Foss was the son of a Methodist minister. He went up to Cambridge to take a degree in Natural Sciences (Mathematics and Physics), after which he entered military service. At the end of the war he was working in a Military Operations Research Unit whose director led him to explore the library of the National Institute of Industrial Psychology, the storehouse of research into human performance. He then went to the Institute of Experimental Psychology at Oxford to take a Diploma in Psychology, the subject not being dignified by university with degree status until 1949, by which time Foss was a Junior Lecturer there. He proceeded to a Lectureship at Birkbeck College, followed by two Professorships, also at London University, the first in Educational Psychology and the second in Psychology.

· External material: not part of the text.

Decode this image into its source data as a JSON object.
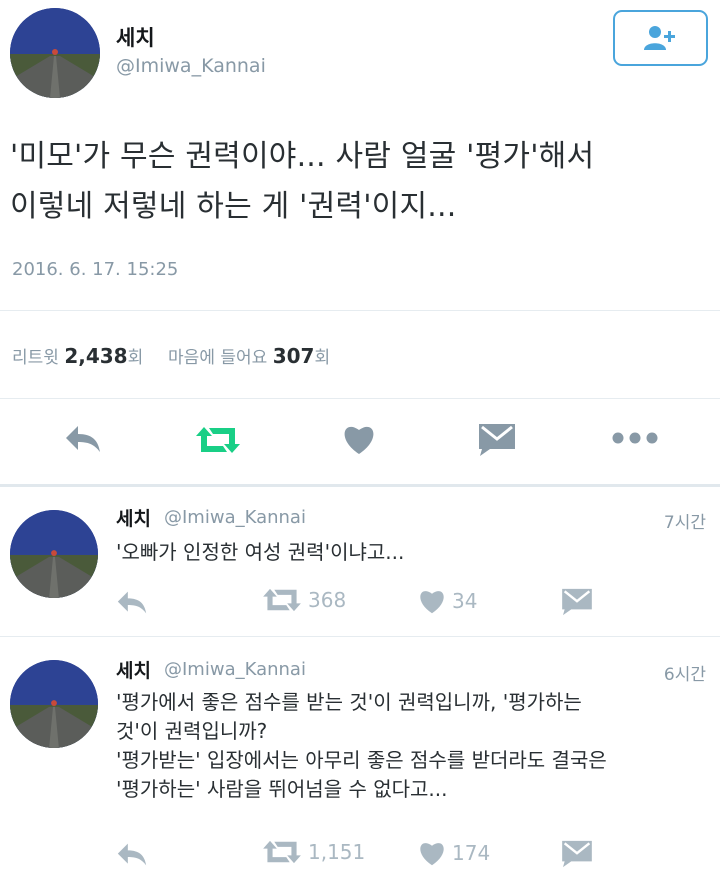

Foss's research career developed without pause for a doctoral thesis, and, indeed, at a time when a PhD, far from being de rigueur, was often conspicuous by its absence from the qualifications of the more illustrious academics.
An early research interest was in human and animal imitation. Foss kept mynah birds in his room at Birkbeck College and their spontaneous reproductions of his telephone, and the sounds of motor cycles starting up outside, did as much as his experimental data to convince him that imitation was a form of learning not dependent on reward.
Innovative investigations into the factors influencing infant development were funded by a series of grants, many for joint research within a specialist neonatal unit set up at St Mary's Hospital, Paddington. Significant work examined the effects of maternal analgesics on neonatal behaviour, and of practice sucking on the feeding skills of pre-term infants.
In 1985, and as a consequence of the pressure to rationalise the constituent schools of London University, it fell to Foss to supervise his department's transfer from Bedford College in Regent's Park to the renamed Royal Holloway and Bedford New College to Royal Holloway's site at Egham. It is a tribute to his cheerful diplomacy and his organisational skills that he delivered staff and students in good order to the prefabs that became their temporary home, and where teaching continued without interruption. When he retired two years later, he left a department poised to take advantage of the expansion in psychology as a university subject.
Foss, an accomplished chairman, acted in that role from 1972 to 1978 for the Psychology Board of the Council for National Academic Awards (CNAA), entrusted with overseeing the establishment of the many new degree courses to be offered by the polytechnics.
He thought it important for psychology students to acquire skills as well as knowledge, but was not one to view psychology as entirely laboratory- based. He looked to tackle the significant, if less amenable, questions posed by behaving organisms, and to integrate the answers with the available information in the biological, evolutionary and neurological sciences.
Brian Foss was a kind, sympathetic and discreet colleague, socially genial, outgoing and witty, and the most adept of hosts. He could do conjuring tricks and was a legendary performer of psychological lyrics at the piano. Some of his surplus energy was devoted to gardening. He also had a deep knowledge of, and love for, serious music.